September 15, 2022
How covid-19 spurred governments to snoop on sewage
*As published on The Economist
Monitoring wastewater can help track diseases, drugs and even explosives
Nuhu amin is a medical researcher at the International Centre for Diarrhoeal Disease Research in Bangladesh. Later this month one of his colleagues will dig into a pit latrine in Cox’s Bazar, a refugee settlement in Bangladesh where 900,000 stateless Rohingya Muslims live. A sample will be extracted, refrigerated, and sent on a 12-hour bus journey to a laboratory in Dhaka, Bangladesh’s capital. Once there, it will be tested for the presence of many different bugs, including cholera, typhoid and sars–cov-2, the virus responsible for covid-19. With aid from the Rockefeller Foundation, a big philanthropic organisation, Dr Amin plans for his team to repeat the process every week. That, he hopes, will give him insight into how covid-19 is spreading through the camp.

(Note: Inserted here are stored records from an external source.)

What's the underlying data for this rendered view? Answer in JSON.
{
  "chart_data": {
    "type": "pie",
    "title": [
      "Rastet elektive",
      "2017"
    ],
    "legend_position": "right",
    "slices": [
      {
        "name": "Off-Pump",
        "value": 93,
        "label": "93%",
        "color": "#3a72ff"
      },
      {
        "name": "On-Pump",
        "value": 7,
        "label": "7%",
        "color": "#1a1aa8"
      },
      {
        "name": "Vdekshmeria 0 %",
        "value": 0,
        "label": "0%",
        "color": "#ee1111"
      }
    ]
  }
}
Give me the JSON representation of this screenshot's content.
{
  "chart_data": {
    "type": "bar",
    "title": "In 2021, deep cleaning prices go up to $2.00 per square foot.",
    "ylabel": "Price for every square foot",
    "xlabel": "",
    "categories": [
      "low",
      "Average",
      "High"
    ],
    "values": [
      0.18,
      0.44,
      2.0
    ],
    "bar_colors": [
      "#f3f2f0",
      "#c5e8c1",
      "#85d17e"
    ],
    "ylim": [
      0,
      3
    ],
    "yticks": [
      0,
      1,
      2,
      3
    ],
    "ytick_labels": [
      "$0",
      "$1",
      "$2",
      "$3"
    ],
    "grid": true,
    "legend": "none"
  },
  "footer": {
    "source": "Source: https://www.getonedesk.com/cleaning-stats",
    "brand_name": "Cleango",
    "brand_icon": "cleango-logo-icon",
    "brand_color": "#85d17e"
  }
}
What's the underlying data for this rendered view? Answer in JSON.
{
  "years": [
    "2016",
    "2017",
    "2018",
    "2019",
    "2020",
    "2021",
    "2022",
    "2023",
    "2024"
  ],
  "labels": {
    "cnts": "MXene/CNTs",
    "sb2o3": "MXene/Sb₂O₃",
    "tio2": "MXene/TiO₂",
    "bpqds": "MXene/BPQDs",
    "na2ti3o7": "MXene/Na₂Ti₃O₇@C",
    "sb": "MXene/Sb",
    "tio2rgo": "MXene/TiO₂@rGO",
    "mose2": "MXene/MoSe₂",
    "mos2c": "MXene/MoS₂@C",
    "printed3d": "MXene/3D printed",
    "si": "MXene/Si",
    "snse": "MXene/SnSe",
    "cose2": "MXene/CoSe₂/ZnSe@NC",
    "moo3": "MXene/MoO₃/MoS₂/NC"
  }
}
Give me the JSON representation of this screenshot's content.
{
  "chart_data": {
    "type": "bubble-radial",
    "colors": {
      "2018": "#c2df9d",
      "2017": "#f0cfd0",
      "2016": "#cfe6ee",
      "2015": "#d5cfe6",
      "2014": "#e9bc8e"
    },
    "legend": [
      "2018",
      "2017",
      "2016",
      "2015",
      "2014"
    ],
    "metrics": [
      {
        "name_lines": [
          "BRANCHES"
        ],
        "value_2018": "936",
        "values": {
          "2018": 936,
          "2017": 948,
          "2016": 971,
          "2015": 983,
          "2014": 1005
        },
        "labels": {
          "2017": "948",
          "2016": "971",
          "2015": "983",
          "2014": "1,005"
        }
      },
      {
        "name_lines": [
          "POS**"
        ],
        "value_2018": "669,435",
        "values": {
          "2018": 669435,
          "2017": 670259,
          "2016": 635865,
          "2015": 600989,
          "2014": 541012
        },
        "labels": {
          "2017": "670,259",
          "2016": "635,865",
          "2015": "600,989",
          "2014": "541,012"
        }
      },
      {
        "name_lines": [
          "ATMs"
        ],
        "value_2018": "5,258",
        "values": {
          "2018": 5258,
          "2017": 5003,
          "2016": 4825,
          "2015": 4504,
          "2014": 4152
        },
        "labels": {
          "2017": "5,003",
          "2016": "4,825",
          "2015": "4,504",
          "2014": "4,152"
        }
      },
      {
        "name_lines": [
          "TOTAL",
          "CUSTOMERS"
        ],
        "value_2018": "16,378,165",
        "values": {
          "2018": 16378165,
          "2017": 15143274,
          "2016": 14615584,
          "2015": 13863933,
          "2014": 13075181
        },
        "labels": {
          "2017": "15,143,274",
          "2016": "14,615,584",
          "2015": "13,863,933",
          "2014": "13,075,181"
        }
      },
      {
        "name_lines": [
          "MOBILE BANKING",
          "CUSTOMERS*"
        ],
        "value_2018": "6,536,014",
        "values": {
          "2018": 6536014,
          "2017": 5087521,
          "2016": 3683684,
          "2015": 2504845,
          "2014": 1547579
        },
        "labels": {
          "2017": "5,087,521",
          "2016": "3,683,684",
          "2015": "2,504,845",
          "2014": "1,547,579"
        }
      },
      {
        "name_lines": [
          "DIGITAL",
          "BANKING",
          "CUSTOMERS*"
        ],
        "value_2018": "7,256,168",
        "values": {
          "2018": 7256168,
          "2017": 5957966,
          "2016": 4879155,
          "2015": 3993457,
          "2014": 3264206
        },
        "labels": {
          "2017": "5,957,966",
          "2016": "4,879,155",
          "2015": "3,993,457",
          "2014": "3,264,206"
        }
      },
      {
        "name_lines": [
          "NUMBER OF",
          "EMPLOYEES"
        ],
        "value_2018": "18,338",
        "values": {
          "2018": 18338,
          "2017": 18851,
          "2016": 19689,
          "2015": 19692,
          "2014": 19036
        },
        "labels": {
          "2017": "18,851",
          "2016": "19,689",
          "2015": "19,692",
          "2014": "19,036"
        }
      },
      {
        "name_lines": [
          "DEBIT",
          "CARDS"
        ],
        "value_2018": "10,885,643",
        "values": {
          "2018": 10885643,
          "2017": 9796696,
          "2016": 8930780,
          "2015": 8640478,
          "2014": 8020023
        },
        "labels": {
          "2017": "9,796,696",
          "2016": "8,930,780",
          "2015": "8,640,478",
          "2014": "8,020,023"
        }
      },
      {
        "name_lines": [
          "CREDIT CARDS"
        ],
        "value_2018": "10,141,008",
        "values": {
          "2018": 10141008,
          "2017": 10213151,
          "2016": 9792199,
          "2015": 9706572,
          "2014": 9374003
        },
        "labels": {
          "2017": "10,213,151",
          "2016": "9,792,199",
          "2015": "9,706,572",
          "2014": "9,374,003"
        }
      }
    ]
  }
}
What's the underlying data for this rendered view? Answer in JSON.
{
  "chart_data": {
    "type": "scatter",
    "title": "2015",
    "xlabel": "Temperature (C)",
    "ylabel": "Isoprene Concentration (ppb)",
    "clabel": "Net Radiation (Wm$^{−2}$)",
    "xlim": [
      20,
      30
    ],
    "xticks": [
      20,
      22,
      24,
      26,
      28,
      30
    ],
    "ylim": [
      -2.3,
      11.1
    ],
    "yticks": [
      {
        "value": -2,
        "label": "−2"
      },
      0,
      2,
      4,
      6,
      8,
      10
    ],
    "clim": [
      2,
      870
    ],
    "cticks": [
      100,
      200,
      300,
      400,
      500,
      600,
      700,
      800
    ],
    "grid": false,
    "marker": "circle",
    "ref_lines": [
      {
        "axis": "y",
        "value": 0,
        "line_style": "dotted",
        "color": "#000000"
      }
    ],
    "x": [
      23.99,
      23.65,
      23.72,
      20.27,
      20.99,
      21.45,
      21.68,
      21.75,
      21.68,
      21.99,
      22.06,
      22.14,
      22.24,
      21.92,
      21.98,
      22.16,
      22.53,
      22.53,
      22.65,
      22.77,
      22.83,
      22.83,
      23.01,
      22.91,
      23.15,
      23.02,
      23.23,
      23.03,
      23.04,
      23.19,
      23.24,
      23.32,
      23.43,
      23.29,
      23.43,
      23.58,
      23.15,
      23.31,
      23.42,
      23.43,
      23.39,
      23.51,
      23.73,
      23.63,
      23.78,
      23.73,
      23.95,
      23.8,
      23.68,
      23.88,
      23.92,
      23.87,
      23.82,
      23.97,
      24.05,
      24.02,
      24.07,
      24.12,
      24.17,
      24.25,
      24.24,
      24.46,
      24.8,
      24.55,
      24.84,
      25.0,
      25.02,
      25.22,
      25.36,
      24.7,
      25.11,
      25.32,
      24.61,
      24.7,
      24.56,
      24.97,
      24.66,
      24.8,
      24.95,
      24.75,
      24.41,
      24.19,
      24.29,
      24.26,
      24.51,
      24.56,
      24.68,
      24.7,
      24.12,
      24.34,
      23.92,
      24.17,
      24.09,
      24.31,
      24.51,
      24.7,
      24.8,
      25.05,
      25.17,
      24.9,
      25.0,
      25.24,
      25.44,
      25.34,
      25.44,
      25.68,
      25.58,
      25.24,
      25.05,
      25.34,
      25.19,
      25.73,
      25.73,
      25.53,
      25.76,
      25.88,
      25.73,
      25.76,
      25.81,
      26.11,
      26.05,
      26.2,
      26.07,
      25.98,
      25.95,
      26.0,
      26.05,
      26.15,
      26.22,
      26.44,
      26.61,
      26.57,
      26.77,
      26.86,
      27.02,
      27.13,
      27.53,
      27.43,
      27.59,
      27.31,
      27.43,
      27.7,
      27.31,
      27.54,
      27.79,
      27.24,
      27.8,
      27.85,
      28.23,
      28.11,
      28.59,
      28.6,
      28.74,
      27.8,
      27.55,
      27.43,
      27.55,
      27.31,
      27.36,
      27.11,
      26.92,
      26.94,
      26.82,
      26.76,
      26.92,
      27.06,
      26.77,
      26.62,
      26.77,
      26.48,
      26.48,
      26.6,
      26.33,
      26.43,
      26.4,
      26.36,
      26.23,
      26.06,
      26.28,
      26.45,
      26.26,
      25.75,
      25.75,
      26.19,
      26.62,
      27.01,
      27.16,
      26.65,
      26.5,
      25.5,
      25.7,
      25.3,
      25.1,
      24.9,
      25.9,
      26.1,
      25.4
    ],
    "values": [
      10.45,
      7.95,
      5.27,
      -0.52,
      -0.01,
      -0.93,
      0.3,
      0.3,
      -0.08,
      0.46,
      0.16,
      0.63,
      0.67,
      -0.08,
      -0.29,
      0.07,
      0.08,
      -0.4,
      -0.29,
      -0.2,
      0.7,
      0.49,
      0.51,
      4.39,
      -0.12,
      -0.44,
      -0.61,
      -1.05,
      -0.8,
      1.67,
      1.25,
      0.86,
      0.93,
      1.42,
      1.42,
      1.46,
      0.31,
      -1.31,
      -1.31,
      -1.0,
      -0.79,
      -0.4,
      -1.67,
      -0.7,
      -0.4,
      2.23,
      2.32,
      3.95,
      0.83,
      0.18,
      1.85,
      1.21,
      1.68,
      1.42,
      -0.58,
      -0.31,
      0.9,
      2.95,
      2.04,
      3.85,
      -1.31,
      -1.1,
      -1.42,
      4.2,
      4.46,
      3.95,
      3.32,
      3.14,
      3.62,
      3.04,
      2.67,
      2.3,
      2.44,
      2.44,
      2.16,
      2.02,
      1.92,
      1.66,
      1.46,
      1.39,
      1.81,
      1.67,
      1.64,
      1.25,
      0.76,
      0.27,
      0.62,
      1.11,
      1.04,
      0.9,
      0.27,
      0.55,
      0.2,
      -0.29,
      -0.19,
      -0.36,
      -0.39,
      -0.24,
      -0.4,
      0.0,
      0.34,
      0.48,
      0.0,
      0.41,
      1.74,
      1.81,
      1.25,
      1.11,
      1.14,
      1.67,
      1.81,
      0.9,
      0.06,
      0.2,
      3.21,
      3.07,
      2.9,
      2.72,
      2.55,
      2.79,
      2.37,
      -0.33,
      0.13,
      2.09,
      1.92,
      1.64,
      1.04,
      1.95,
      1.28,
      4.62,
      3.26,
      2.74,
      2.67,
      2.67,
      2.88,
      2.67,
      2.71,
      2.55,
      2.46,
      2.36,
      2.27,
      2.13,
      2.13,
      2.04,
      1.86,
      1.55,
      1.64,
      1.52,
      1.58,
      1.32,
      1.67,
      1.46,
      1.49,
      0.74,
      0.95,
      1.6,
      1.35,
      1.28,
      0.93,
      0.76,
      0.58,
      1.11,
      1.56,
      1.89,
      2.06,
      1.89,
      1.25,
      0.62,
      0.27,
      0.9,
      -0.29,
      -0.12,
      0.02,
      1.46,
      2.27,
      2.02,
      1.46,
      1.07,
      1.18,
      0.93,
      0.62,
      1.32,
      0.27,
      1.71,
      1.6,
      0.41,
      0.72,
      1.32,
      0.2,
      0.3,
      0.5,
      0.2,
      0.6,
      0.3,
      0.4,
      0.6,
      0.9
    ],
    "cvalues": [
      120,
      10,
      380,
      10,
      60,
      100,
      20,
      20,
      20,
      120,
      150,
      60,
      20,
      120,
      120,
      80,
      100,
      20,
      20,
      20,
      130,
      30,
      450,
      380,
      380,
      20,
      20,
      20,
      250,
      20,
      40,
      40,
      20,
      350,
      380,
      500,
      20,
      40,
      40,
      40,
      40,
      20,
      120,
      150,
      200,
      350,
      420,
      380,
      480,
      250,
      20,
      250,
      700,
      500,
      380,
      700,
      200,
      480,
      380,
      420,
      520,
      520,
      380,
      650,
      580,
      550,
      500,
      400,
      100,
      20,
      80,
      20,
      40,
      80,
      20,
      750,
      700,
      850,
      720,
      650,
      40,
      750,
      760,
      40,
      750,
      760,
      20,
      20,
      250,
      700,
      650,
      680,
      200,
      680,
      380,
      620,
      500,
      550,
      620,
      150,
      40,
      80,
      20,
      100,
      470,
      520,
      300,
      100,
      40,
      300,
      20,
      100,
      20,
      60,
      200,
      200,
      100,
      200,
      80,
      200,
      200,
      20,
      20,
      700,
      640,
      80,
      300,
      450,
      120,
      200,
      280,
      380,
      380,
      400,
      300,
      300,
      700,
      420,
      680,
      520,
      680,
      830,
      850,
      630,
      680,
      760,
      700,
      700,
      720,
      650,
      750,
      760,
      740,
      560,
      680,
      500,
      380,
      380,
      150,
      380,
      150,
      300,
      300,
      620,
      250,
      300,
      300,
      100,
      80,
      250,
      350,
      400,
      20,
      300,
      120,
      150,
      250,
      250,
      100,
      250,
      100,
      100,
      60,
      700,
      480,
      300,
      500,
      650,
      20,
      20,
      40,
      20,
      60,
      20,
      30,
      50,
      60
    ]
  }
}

Surveying sewage for pathogens is not a new idea. Several American cities, including Charleston, Detroit and Philadelphia, tracked polio that way in the early 20th century. But the covid-19 pandemic proved to be, as the inevitable joke goes, a “watershed moment”. Figures from the jauntily named CovidPoops19 project, hosted at the University of California, Merced, show that the number of survey sites has risen from just 38 in October 2020 to more than 3,500 now, scattered across 70 countries (see chart). “It’s been the silver lining of the pandemic,” says Anna Mehrotra at the Water Environment Federation, an American organisation. “We’ve done a decade’s worth of science in the first year,” says Doug Manuel, an epidemiologist at the University of Ottawa.